Thanks to its small, lightweight, robust, highly accurate lasers, the device could be sent into space to look for trace amounts of gas in minute samples.
"You take a laser, whose optical frequency or 'color' can be continuously adjusted, beam it at a gas sample, and detect the level passing through the gas. As the laser color changes, the light passes straight through the sample until it reaches a particular frequency, specific to the isotopic gas, that is partially blocked," Weidmann explained.
"Each molecule, and each of its isotopic forms, has a unique fingerprint spectrum. If, on the other hand, you know what you are looking for, you can simply set the laser to the appropriate frequency. Further, the proportions of different isotopes tells us about the history of the formation of the molecule."
As Weidmann notes, the laser device was originally developed to help gather evidence as to whether or not there was life on Mars, simply because methane in the martian atmosphere is not fully understood.
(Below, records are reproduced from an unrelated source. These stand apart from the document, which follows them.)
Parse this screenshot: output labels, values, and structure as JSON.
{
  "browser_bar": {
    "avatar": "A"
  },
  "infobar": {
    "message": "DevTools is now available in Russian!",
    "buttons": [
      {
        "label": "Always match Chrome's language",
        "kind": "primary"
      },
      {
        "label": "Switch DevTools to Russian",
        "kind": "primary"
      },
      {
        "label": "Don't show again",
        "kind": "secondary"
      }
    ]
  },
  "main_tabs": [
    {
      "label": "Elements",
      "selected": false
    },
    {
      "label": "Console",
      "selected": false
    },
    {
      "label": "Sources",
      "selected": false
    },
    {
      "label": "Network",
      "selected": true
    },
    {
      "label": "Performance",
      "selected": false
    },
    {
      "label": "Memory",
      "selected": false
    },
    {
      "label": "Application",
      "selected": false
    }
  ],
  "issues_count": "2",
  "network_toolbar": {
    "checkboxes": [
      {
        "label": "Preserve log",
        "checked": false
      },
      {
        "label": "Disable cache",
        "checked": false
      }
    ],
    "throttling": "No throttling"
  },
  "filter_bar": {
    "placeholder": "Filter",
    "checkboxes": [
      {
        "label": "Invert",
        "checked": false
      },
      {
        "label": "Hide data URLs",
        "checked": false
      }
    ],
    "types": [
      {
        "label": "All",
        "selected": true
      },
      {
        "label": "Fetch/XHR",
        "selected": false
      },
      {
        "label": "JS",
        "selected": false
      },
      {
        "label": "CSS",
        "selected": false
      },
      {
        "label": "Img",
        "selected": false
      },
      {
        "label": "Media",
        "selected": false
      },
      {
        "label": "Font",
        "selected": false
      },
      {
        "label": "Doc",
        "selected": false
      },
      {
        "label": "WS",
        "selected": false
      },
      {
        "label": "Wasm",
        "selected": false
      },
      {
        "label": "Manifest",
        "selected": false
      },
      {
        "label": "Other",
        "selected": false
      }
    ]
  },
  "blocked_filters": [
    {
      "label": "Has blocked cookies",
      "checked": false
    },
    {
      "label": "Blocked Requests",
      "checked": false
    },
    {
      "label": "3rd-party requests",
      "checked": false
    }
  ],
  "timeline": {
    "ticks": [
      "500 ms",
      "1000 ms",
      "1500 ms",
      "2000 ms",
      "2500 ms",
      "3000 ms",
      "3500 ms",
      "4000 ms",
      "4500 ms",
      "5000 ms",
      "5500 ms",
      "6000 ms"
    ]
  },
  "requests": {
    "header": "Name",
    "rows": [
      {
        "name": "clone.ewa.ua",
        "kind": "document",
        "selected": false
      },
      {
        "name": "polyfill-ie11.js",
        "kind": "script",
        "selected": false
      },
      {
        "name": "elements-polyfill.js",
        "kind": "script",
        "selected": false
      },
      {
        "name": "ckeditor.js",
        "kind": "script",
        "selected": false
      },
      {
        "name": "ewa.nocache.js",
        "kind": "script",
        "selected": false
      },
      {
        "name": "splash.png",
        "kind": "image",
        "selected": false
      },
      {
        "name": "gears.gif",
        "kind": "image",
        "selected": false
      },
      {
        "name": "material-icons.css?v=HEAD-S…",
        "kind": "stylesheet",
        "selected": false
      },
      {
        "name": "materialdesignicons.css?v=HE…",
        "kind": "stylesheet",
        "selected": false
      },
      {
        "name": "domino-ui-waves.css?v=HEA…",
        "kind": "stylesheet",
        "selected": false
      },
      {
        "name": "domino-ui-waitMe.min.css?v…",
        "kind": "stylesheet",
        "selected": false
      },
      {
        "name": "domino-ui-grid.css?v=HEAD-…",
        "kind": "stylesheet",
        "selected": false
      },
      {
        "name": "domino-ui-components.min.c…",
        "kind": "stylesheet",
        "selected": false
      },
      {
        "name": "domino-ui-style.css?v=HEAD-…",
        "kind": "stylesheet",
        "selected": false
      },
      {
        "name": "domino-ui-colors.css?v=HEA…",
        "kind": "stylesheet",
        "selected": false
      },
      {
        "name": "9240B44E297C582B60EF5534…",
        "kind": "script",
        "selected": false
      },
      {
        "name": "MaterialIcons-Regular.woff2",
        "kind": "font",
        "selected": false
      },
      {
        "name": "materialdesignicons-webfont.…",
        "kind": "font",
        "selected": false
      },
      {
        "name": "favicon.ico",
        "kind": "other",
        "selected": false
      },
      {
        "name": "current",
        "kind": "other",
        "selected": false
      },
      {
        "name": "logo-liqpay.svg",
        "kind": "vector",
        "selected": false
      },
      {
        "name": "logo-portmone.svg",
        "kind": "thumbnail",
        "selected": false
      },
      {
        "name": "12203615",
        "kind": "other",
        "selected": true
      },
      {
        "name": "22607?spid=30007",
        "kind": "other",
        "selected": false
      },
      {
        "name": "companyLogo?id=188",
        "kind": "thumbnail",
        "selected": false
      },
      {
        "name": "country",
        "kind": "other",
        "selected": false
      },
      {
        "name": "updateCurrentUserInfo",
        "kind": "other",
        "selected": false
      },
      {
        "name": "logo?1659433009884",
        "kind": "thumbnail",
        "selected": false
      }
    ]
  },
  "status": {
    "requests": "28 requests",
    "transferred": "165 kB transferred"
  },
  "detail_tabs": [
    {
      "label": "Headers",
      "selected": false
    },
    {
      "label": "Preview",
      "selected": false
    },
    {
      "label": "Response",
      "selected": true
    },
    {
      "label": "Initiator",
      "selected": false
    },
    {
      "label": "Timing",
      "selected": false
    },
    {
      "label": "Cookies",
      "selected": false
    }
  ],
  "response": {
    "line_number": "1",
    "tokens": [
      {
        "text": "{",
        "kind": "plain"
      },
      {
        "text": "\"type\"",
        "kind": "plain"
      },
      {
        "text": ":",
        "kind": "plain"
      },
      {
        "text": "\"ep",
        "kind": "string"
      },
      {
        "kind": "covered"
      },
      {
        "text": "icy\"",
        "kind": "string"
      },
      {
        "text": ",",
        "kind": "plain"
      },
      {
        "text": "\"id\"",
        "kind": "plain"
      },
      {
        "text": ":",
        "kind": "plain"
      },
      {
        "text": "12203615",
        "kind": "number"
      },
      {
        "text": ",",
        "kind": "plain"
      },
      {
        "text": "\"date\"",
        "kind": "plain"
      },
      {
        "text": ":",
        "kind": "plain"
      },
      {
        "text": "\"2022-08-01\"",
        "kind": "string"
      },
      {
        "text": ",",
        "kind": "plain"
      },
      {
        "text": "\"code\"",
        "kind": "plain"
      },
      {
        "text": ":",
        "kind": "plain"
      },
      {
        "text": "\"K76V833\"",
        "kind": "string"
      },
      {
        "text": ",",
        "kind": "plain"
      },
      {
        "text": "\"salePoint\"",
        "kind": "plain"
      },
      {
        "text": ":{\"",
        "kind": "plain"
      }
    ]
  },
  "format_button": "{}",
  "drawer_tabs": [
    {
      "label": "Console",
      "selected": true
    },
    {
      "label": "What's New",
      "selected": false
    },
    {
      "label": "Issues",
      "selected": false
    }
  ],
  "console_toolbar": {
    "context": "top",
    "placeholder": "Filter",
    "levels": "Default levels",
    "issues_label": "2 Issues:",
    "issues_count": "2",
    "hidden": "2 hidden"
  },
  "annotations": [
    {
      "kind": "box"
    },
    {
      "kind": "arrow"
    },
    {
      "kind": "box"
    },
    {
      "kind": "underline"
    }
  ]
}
As such, analyzing carbon isotopic ratios can help identify its origin, and if it’s bacterial in origin, it would mean a form of life occurred on Mars.
Although not yet used in space, the approach may soon be used on Earth, thanks to funding from ESA for a Technology Transfer Demonstration project.
"One thing is to develop novel technology for a specific space scope. Another is to turn it into a viable system for use on Earth, in a completely different field and with different requirement.
"The demonstrator project made it possible for us to prove its potential and to attract the interest from a company that could take it and use it for a specific application on Earth," he added.